Ele se referia não apenas ao compromisso democrático do bloco regional, mas também ao regime de investimentos nos países do bloco. Desapropriações como aquelas decididas na Venezuela são incompatíveis com a segurança jurídica indispensável à integração.
Em documento entregue a deputados da oposição, líderes empresariais condenaram a atitude complacente de autoridades argentinas: quando se ferem os interesses nacionais, "não se trata de uma decisão interna e soberana de outro Estado, como deploravelmente dizem membros do governo argentino, mas de medidas que afetam a relação entre países".
Essa mesma lição poderia ter sido ministrada ao governo brasileiro, quando baixou a cabeça e ainda tentou justificar as agressões à Petrobrás praticadas pelo discípulo boliviano de Hugo Chávez, o presidente Evo Morales.
A complacência da presidente Cristina Kirchner é explicável por sua dependência financeira do Tesouro venezuelano, principal financiador da dívida pública argentina.
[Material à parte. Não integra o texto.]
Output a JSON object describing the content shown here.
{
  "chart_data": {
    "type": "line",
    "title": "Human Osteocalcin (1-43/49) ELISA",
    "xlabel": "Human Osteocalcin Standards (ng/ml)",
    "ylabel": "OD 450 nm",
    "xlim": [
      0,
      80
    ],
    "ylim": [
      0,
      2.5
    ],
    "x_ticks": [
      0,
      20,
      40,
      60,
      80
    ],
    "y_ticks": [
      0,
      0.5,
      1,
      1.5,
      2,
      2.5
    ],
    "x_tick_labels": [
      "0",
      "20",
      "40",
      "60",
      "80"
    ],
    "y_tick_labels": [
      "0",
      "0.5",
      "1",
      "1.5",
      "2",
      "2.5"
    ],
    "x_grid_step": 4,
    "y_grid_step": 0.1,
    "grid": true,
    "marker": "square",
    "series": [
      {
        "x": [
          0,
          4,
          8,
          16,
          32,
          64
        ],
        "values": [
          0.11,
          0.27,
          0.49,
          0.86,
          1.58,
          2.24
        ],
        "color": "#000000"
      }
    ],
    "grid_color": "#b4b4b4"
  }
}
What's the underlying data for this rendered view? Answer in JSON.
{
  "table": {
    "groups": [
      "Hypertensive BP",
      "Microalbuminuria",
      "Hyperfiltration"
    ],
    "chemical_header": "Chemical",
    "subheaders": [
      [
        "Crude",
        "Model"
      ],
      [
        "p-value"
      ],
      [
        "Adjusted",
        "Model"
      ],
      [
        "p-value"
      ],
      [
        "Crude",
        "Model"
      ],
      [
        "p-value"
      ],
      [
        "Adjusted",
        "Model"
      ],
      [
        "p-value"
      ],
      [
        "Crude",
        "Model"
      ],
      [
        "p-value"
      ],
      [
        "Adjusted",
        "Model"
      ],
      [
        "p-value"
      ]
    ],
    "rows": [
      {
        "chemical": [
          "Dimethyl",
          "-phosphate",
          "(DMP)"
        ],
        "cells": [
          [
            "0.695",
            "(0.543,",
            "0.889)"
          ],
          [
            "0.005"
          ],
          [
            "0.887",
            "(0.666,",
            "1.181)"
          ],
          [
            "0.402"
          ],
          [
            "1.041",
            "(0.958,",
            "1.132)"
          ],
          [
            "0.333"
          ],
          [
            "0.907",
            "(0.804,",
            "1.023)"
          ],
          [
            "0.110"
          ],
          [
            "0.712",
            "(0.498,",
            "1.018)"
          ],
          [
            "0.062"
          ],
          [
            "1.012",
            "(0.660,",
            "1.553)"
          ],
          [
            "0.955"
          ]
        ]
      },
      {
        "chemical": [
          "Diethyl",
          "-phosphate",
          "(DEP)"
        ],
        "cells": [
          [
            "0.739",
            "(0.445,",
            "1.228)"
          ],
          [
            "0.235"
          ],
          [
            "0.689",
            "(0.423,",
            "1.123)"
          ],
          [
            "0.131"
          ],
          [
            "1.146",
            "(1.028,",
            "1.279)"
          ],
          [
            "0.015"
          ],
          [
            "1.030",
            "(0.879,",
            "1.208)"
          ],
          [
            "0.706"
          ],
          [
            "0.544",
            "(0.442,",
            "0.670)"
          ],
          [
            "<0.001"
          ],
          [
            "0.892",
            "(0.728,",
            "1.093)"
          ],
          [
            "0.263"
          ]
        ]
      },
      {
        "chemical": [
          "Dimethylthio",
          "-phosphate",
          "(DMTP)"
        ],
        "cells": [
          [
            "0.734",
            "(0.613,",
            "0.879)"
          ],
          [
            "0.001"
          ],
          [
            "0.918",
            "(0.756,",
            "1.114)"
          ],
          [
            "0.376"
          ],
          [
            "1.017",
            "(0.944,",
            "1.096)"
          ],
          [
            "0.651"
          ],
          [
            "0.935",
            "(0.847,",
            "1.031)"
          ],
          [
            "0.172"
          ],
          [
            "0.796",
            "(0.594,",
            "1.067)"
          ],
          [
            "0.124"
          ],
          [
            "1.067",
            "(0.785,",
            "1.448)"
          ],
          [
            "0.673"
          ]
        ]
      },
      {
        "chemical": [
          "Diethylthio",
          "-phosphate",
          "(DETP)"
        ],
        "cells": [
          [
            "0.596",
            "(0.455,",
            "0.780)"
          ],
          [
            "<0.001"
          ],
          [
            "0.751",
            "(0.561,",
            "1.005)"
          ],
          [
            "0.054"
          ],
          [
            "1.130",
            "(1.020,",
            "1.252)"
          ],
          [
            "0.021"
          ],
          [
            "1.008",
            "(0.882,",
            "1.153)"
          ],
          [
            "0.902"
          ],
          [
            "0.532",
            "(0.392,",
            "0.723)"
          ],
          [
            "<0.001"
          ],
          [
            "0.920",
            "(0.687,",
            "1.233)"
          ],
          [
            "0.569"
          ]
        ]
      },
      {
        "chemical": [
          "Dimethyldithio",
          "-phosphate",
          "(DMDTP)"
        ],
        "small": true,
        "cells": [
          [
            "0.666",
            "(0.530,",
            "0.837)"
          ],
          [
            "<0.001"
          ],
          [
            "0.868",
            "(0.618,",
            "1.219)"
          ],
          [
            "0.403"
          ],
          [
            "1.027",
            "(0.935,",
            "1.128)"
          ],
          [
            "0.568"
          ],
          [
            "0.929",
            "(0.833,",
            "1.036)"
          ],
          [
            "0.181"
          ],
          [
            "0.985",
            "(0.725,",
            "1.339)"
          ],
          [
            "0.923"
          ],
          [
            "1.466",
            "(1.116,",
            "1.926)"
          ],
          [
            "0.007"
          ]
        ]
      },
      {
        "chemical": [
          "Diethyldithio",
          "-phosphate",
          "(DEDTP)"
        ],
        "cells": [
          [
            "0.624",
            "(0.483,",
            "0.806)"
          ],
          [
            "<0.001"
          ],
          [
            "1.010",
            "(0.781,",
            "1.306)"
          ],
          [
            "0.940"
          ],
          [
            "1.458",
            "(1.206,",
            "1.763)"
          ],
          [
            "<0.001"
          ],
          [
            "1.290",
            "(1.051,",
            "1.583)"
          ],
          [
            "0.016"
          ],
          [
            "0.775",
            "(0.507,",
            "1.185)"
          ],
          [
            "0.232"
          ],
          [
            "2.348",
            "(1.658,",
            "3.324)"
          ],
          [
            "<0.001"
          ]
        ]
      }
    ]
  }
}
Sem acesso ao mercado internacional e sem disposição para buscar uma composição com o Fundo Monetário, as autoridades argentinas acabaram aceitando o auxílio de Chávez, empenhado em usar os petrodólares de seu país para ganhar influência política na América Latina.
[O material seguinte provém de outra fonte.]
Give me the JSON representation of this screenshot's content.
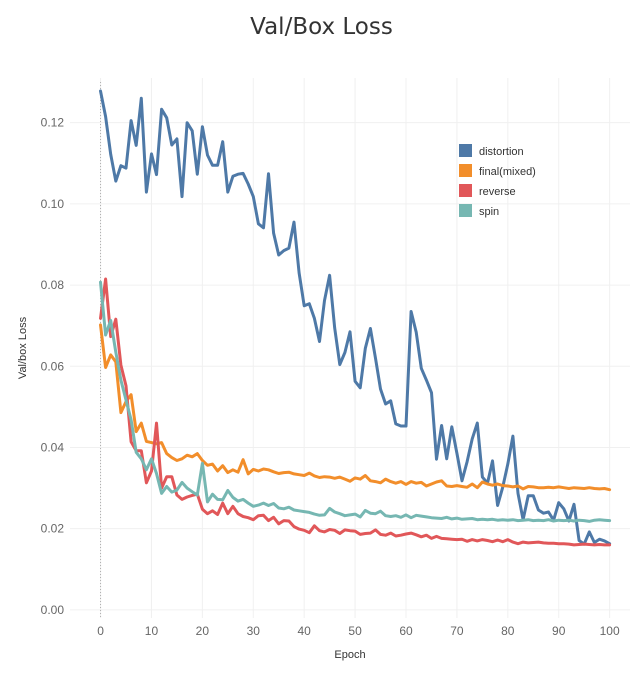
{
  "chart_data": {
    "type": "line",
    "title": "Val/Box Loss",
    "xlabel": "Epoch",
    "ylabel": "Val/box Loss",
    "xlim": [
      -6,
      104
    ],
    "ylim": [
      -0.002,
      0.131
    ],
    "x_ticks": [
      0,
      10,
      20,
      30,
      40,
      50,
      60,
      70,
      80,
      90,
      100
    ],
    "y_ticks": [
      0.0,
      0.02,
      0.04,
      0.06,
      0.08,
      0.1,
      0.12
    ],
    "y_tick_labels": [
      "0.00",
      "0.02",
      "0.04",
      "0.06",
      "0.08",
      "0.10",
      "0.12"
    ],
    "grid": true,
    "legend_position": "top-right",
    "series": [
      {
        "name": "distortion",
        "color": "#4e79a7",
        "values": [
          0.1278,
          0.1215,
          0.1122,
          0.1056,
          0.1094,
          0.1088,
          0.1205,
          0.1144,
          0.126,
          0.1029,
          0.1123,
          0.1072,
          0.1233,
          0.1212,
          0.1145,
          0.116,
          0.1018,
          0.12,
          0.118,
          0.1073,
          0.119,
          0.112,
          0.1095,
          0.1095,
          0.1153,
          0.1029,
          0.1068,
          0.1073,
          0.1075,
          0.1049,
          0.1018,
          0.0951,
          0.0941,
          0.1074,
          0.0928,
          0.0874,
          0.0885,
          0.0891,
          0.0955,
          0.083,
          0.0749,
          0.0754,
          0.0718,
          0.0661,
          0.0762,
          0.0824,
          0.0694,
          0.0604,
          0.0634,
          0.0685,
          0.0563,
          0.0547,
          0.0644,
          0.0693,
          0.062,
          0.0544,
          0.0507,
          0.0515,
          0.0458,
          0.0453,
          0.0453,
          0.0735,
          0.0684,
          0.0595,
          0.0566,
          0.0535,
          0.0371,
          0.0454,
          0.0372,
          0.0451,
          0.0386,
          0.0318,
          0.0365,
          0.0421,
          0.046,
          0.0327,
          0.0312,
          0.0367,
          0.0257,
          0.0302,
          0.0359,
          0.0428,
          0.0287,
          0.0222,
          0.0281,
          0.0281,
          0.0246,
          0.0238,
          0.0241,
          0.0221,
          0.0264,
          0.0249,
          0.0219,
          0.026,
          0.0171,
          0.0162,
          0.0192,
          0.0166,
          0.0174,
          0.017,
          0.0163
        ]
      },
      {
        "name": "final(mixed)",
        "color": "#f28e2b",
        "values": [
          0.0702,
          0.0597,
          0.0628,
          0.0611,
          0.0486,
          0.0513,
          0.053,
          0.0439,
          0.046,
          0.0415,
          0.0412,
          0.0409,
          0.0412,
          0.0385,
          0.0375,
          0.0368,
          0.0372,
          0.0381,
          0.0377,
          0.0385,
          0.0368,
          0.0356,
          0.0359,
          0.0342,
          0.0355,
          0.0338,
          0.0345,
          0.0339,
          0.037,
          0.0335,
          0.0346,
          0.0342,
          0.0347,
          0.0345,
          0.034,
          0.0336,
          0.0338,
          0.0339,
          0.0335,
          0.0333,
          0.0331,
          0.0337,
          0.033,
          0.0326,
          0.0328,
          0.0327,
          0.0324,
          0.0327,
          0.0322,
          0.0317,
          0.0325,
          0.0322,
          0.0331,
          0.0318,
          0.0316,
          0.0313,
          0.0322,
          0.0316,
          0.0312,
          0.0316,
          0.0309,
          0.0316,
          0.0312,
          0.0314,
          0.0305,
          0.031,
          0.0315,
          0.0318,
          0.0305,
          0.0304,
          0.0306,
          0.0304,
          0.0302,
          0.031,
          0.0301,
          0.0315,
          0.031,
          0.0307,
          0.031,
          0.0306,
          0.0305,
          0.0303,
          0.0305,
          0.0298,
          0.0304,
          0.0303,
          0.0301,
          0.0301,
          0.0302,
          0.0301,
          0.0303,
          0.0301,
          0.0299,
          0.0301,
          0.03,
          0.0299,
          0.0301,
          0.0299,
          0.0298,
          0.0299,
          0.0296
        ]
      },
      {
        "name": "reverse",
        "color": "#e15759",
        "values": [
          0.0718,
          0.0815,
          0.0673,
          0.0716,
          0.0603,
          0.0552,
          0.0414,
          0.0392,
          0.0392,
          0.0313,
          0.0342,
          0.046,
          0.03,
          0.0328,
          0.0328,
          0.0283,
          0.0272,
          0.0278,
          0.0282,
          0.0285,
          0.0248,
          0.0237,
          0.0244,
          0.0235,
          0.0263,
          0.0237,
          0.0255,
          0.0237,
          0.023,
          0.0227,
          0.0222,
          0.0232,
          0.0233,
          0.022,
          0.0228,
          0.0212,
          0.022,
          0.0219,
          0.0205,
          0.0199,
          0.0196,
          0.019,
          0.0207,
          0.0195,
          0.0192,
          0.0198,
          0.0196,
          0.0188,
          0.0197,
          0.0195,
          0.0194,
          0.0186,
          0.0188,
          0.0189,
          0.0197,
          0.0186,
          0.0184,
          0.0189,
          0.0182,
          0.0184,
          0.0187,
          0.0189,
          0.0185,
          0.018,
          0.0184,
          0.0176,
          0.0181,
          0.0176,
          0.0175,
          0.0174,
          0.0173,
          0.0174,
          0.0169,
          0.0173,
          0.017,
          0.0173,
          0.0171,
          0.0168,
          0.0172,
          0.0168,
          0.0173,
          0.0167,
          0.0163,
          0.0167,
          0.0165,
          0.0166,
          0.0167,
          0.0165,
          0.0164,
          0.0164,
          0.0163,
          0.0163,
          0.0162,
          0.016,
          0.0161,
          0.0162,
          0.0161,
          0.016,
          0.0161,
          0.016,
          0.016
        ]
      },
      {
        "name": "spin",
        "color": "#76b7b2",
        "values": [
          0.0807,
          0.0677,
          0.0713,
          0.0635,
          0.0566,
          0.0517,
          0.0468,
          0.0388,
          0.0372,
          0.0345,
          0.0372,
          0.0336,
          0.0287,
          0.0304,
          0.029,
          0.0295,
          0.0314,
          0.03,
          0.0291,
          0.0283,
          0.0361,
          0.0266,
          0.0285,
          0.0272,
          0.0271,
          0.0294,
          0.0277,
          0.0268,
          0.0272,
          0.0263,
          0.0255,
          0.0258,
          0.0263,
          0.0257,
          0.0262,
          0.0251,
          0.0249,
          0.0253,
          0.0246,
          0.0244,
          0.0242,
          0.024,
          0.0236,
          0.0233,
          0.0234,
          0.025,
          0.0241,
          0.0237,
          0.0232,
          0.0234,
          0.0236,
          0.0229,
          0.0245,
          0.0238,
          0.0237,
          0.0243,
          0.0232,
          0.023,
          0.0232,
          0.0228,
          0.0234,
          0.0227,
          0.0233,
          0.0231,
          0.0229,
          0.0227,
          0.0226,
          0.0225,
          0.0228,
          0.0224,
          0.0226,
          0.0223,
          0.0224,
          0.0225,
          0.0222,
          0.0223,
          0.0222,
          0.0223,
          0.0221,
          0.0222,
          0.0221,
          0.0222,
          0.022,
          0.0221,
          0.0222,
          0.022,
          0.0221,
          0.022,
          0.0222,
          0.0219,
          0.0221,
          0.022,
          0.0221,
          0.0219,
          0.0221,
          0.022,
          0.0218,
          0.0221,
          0.0222,
          0.0221,
          0.022
        ]
      }
    ]
  }
}
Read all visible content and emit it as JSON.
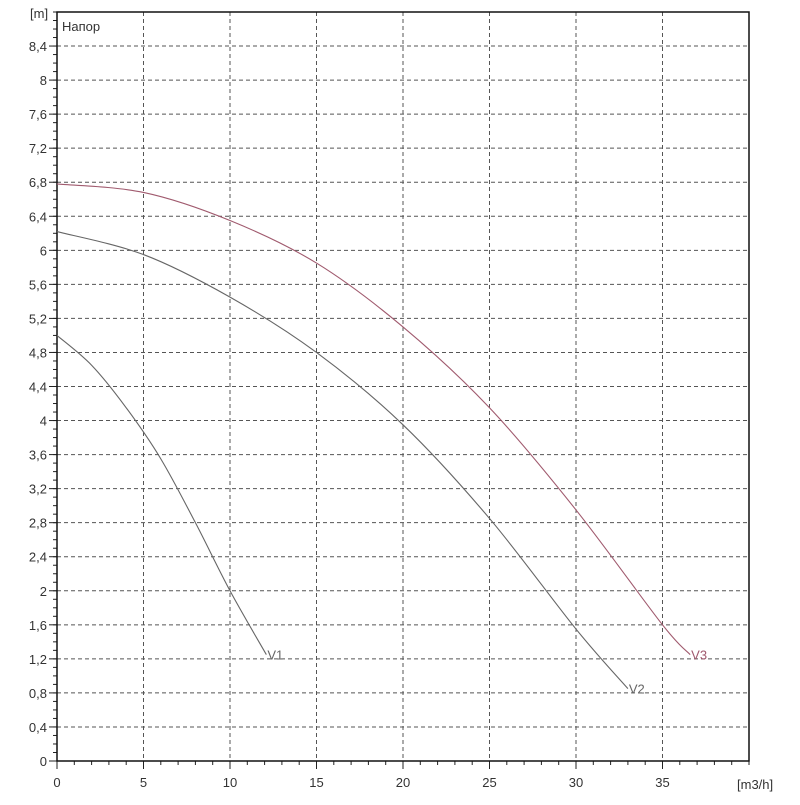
{
  "chart_data": {
    "type": "line",
    "title": "Напор",
    "xlabel": "[m3/h]",
    "ylabel": "[m]",
    "xlim": [
      0,
      40
    ],
    "ylim": [
      0,
      8.8
    ],
    "x_ticks": [
      0,
      5,
      10,
      15,
      20,
      25,
      30,
      35
    ],
    "y_ticks": [
      0,
      0.4,
      0.8,
      1.2,
      1.6,
      2,
      2.4,
      2.8,
      3.2,
      3.6,
      4,
      4.4,
      4.8,
      5.2,
      5.6,
      6,
      6.4,
      6.8,
      7.2,
      7.6,
      8,
      8.4
    ],
    "y_tick_labels": [
      "0",
      "0,4",
      "0,8",
      "1,2",
      "1,6",
      "2",
      "2,4",
      "2,8",
      "3,2",
      "3,6",
      "4",
      "4,4",
      "4,8",
      "5,2",
      "5,6",
      "6",
      "6,4",
      "6,8",
      "7,2",
      "7,6",
      "8",
      "8,4"
    ],
    "grid": true,
    "grid_style": "dashed",
    "series": [
      {
        "name": "V1",
        "color": "#666666",
        "x": [
          0,
          2,
          4,
          6,
          8,
          10,
          12.1
        ],
        "y": [
          5.0,
          4.65,
          4.15,
          3.55,
          2.8,
          2.0,
          1.25
        ]
      },
      {
        "name": "V2",
        "color": "#666666",
        "x": [
          0,
          5,
          10,
          15,
          20,
          25,
          30,
          33
        ],
        "y": [
          6.22,
          5.95,
          5.45,
          4.8,
          3.95,
          2.85,
          1.55,
          0.85
        ]
      },
      {
        "name": "V3",
        "color": "#a05a6e",
        "x": [
          0,
          5,
          10,
          15,
          20,
          25,
          30,
          35,
          36.6
        ],
        "y": [
          6.78,
          6.68,
          6.35,
          5.85,
          5.1,
          4.15,
          2.95,
          1.6,
          1.25
        ]
      }
    ]
  }
}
As autoridades brasileiras não têm essa desculpa: alimentaram as ambições do caudilho venezuelano e de seus discípulos por mera incompetência na definição de seus objetivos estratégicos. Foi mais um dos muitos erros causados pela fantasia do presidente Lula de exercer uma liderança terceiro-mundista.
As preocupações do empresariado argentino são legítimas e plenamente justificadas pelos fatos. Mas há outros motivos para se rejeitar a presença de Chávez na mesa de decisões do Mercosul. Como o bloco é uma união aduaneira, nenhum de seus membros pode celebrar acordos de livre comércio isoladamente. Acordos desse tipo dependem da adesão de todos os sócios.
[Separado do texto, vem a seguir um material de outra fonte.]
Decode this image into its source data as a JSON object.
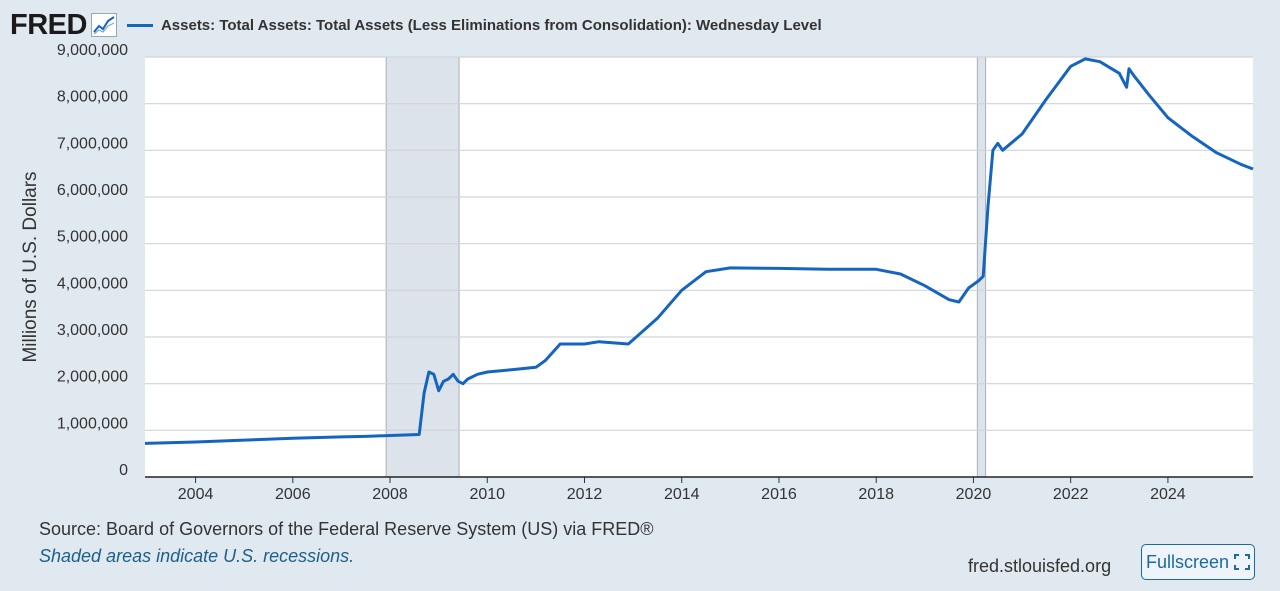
{
  "header": {
    "logo_text": "FRED",
    "logo_icon": "trend-line-icon"
  },
  "chart_data": {
    "type": "line",
    "title": "",
    "legend_position": "top-left",
    "grid": true,
    "xlabel": "",
    "ylabel": "Millions of U.S. Dollars",
    "xlim": [
      2002.96,
      2025.75
    ],
    "ylim": [
      0,
      9000000
    ],
    "x_ticks": [
      2004,
      2006,
      2008,
      2010,
      2012,
      2014,
      2016,
      2018,
      2020,
      2022,
      2024
    ],
    "x_tick_labels": [
      "2004",
      "2006",
      "2008",
      "2010",
      "2012",
      "2014",
      "2016",
      "2018",
      "2020",
      "2022",
      "2024"
    ],
    "y_ticks": [
      0,
      1000000,
      2000000,
      3000000,
      4000000,
      5000000,
      6000000,
      7000000,
      8000000,
      9000000
    ],
    "y_tick_labels": [
      "0",
      "1,000,000",
      "2,000,000",
      "3,000,000",
      "4,000,000",
      "5,000,000",
      "6,000,000",
      "7,000,000",
      "8,000,000",
      "9,000,000"
    ],
    "recessions": [
      [
        2007.92,
        2009.42
      ],
      [
        2020.08,
        2020.25
      ]
    ],
    "colors": {
      "line": "#1565c0",
      "recession_shade": "#dde3ea",
      "plot_background": "#ffffff",
      "grid": "#d0d4d8"
    },
    "series": [
      {
        "name": "Assets: Total Assets: Total Assets (Less Eliminations from Consolidation): Wednesday Level",
        "x": [
          2002.96,
          2004.0,
          2005.0,
          2006.0,
          2007.0,
          2007.5,
          2008.0,
          2008.3,
          2008.6,
          2008.7,
          2008.8,
          2008.9,
          2009.0,
          2009.1,
          2009.2,
          2009.3,
          2009.4,
          2009.5,
          2009.6,
          2009.8,
          2010.0,
          2010.5,
          2011.0,
          2011.2,
          2011.5,
          2012.0,
          2012.3,
          2012.9,
          2013.5,
          2014.0,
          2014.5,
          2015.0,
          2016.0,
          2017.0,
          2018.0,
          2018.5,
          2019.0,
          2019.5,
          2019.7,
          2019.9,
          2020.1,
          2020.2,
          2020.3,
          2020.4,
          2020.5,
          2020.6,
          2021.0,
          2021.5,
          2022.0,
          2022.3,
          2022.6,
          2023.0,
          2023.15,
          2023.2,
          2023.3,
          2023.6,
          2024.0,
          2024.5,
          2025.0,
          2025.5,
          2025.75
        ],
        "values": [
          720000,
          750000,
          790000,
          830000,
          860000,
          870000,
          890000,
          900000,
          910000,
          1800000,
          2250000,
          2200000,
          1850000,
          2050000,
          2100000,
          2200000,
          2050000,
          2000000,
          2100000,
          2200000,
          2250000,
          2300000,
          2350000,
          2500000,
          2850000,
          2850000,
          2900000,
          2850000,
          3400000,
          4000000,
          4400000,
          4480000,
          4470000,
          4450000,
          4450000,
          4350000,
          4100000,
          3800000,
          3750000,
          4050000,
          4200000,
          4300000,
          5800000,
          7000000,
          7150000,
          7000000,
          7350000,
          8100000,
          8800000,
          8960000,
          8900000,
          8650000,
          8350000,
          8750000,
          8600000,
          8200000,
          7700000,
          7300000,
          6950000,
          6700000,
          6600000
        ]
      }
    ]
  },
  "footer": {
    "source": "Source: Board of Governors of the Federal Reserve System (US) via FRED®",
    "note": "Shaded areas indicate U.S. recessions.",
    "url": "fred.stlouisfed.org",
    "fullscreen_label": "Fullscreen",
    "fullscreen_icon": "expand-icon"
  }
}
Será uma enorme irresponsabilidade sujeitar as negociações do bloco - e, portanto, sua integração no sistema global - aos interesses políticos do líder da Alba, a grotesca Alternativa Bolivariana para a América Latina. Se houvesse dúvidas quanto à vocação autoritária do presidente venezuelano, sobraria ainda essa questão fundamental: por que sujeitar os interesses externos do Mercosul aos caprichos de um homem como Chávez, que já declarou que quer ingressar no bloco para transformá-lo em instrumento de seu projeto bolivariano?
Em Brasília, os senadores governistas, obedientes ao presidente Lula, provavelmente votarão a favor do caudilho venezuelano. Caberá aos oposicionistas impedir o desastre.